The cognitive profiles of galantamine and donepezil demonstrate a difference that can be attributed to enhanced nicotinic stimulation by galantamine. A 52-week, rater-blinded study directly compared the effects of donepezil and galantamine on the Mini-Mental State Exam (MMSE) and the Alzheimer’s Disease Assessment Scale—cognitive (ADAS-cog) (Wilcock et al. 2003). In a preplanned analysis of patients meeting the UK’s National Institute of Clinical Excellence criteria for moderate AD (having MMSE scores from 10 to 18), the two drugs significantly differed in their ability to improve performance on the attention and language subscales over the 52 weeks of the study, as shown in Fig. 3.1. The language subscale contains commands, which require working memory. Both attention and working memory can be enhanced by nicotinic stimulation. On the ADAS-cog, performance on the “commands” question was also significantly better in galantamine than donepezil patients (data on file). This pattern of results with galantamine is consistent with its ability to enhance central nicotinic activity beyond cholinesterase inhibition, through allosteric modulation of receptors.

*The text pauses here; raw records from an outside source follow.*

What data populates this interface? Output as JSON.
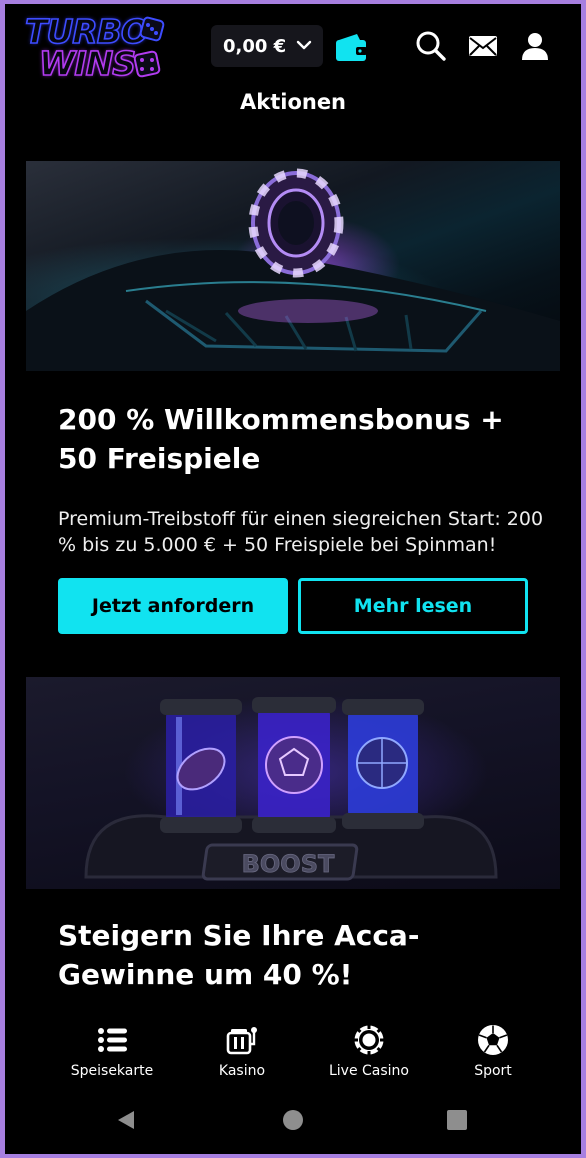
{
  "header": {
    "logo_line1": "TURBO",
    "logo_line2": "WINS",
    "balance": "0,00 €",
    "icons": [
      "chevron-down-icon",
      "wallet-icon",
      "search-icon",
      "mail-icon",
      "user-icon"
    ]
  },
  "page": {
    "title": "Aktionen"
  },
  "promos": [
    {
      "title": "200 % Willkommensbonus + 50 Freispiele",
      "description": "Premium-Treibstoff für einen siegreichen Start: 200 % bis zu 5.000 € + 50 Freispiele bei Spinman!",
      "primary_label": "Jetzt anfordern",
      "secondary_label": "Mehr lesen"
    },
    {
      "title": "Steigern Sie Ihre Acca-Gewinne um 40 %!",
      "banner_text": "BOOST"
    }
  ],
  "bottom_nav": [
    {
      "label": "Speisekarte",
      "icon": "menu-list-icon"
    },
    {
      "label": "Kasino",
      "icon": "slot-machine-icon"
    },
    {
      "label": "Live Casino",
      "icon": "casino-chip-icon"
    },
    {
      "label": "Sport",
      "icon": "soccer-ball-icon"
    }
  ],
  "colors": {
    "accent": "#11e3f0",
    "background": "#000000",
    "frame": "#a77fe0"
  }
}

As the experimental therapeutics of AD has evolved, increased emphasis has been placed on the development of compounds that would offer neuroprotection, enhance the clearance of β-amyloid (Aβ), or decrease the formation or toxicity of various forms of the Aβ peptides. Nicotinic activity can mediate both neuronal survival and Aβ clearance. That nicotinic mechanisms may be neuroprotective has strong epidemiologic support in a preventive effect of smoking on the incidence of Parkinson’s disease. There is a beneficial effect of duration of smoking, and neuroprotection has been demonstrated in identical twins discordant for smoking (Chen et al. 2010). While lifestyle and many other physiological effects of smoking may contribute to these findings, the α₄β₂ and a₇ nicotinic receptors can mediate neuroprotective mechanisms (Kawamata and Shimohama 2011). Smoking itself does not lower the incidence of AD, perhaps due to adverse effects on other organ systems (Kulkull 2001).

Depending on brain region, 11–37 % of α₄β₂ nicotinic receptors have as their fifth member, the α₅ subunit (Kuryatov et al. 2008). These α₄β₂α₅ subtypes are more sensitive to agonists and produce a larger maximal current than α₄β₂ receptors lacking the α₅ subunit (Mao et al. 2008). Galantamine, at clinical concentrations, enhances the activity of α₄β₂α₅ receptors by 220 %, as compared to 20–30 % for other nicotinic receptors (Kuryatov et al. 2008). As shown in Fig. 3.2, galantamine, applied simultaneously with a combination of glutamate and Aβ species, blocks their neurotoxic effect (Kihara et al. 2004). In a separate experiment, 24-hour pretreatment of a neuronal culture with galantamine increased survival following a toxic dose of glutamate by 78 % (p < .01). The protection against glutamate was nicotinic, as mecamylamine blocked 2/3 of galantamine’s benefit. Dihydrobetaerythroidine, an α₄β₂-blocker, reduced the galantamine effect by a little more than half, while methyllyaconitine, an α₇-antagonist, caused a 1/3 reduction (all p < .01) (Takada-Takatori et al. 2006). Thus, galantamine’s potent effect on an especially active subset of α₄β₂ receptors may play a large part in galantamine-induced neuroprotection. Cholinesterase inhibitors which do not enhance nicotinic receptor function through allosteric enhancement may nevertheless be expected to have some nicotinic activity. Thus, donepezil can protect neurons against glutamate toxicity, but is 10× less potent than galantamine (Takada-Takatori et al. 2009).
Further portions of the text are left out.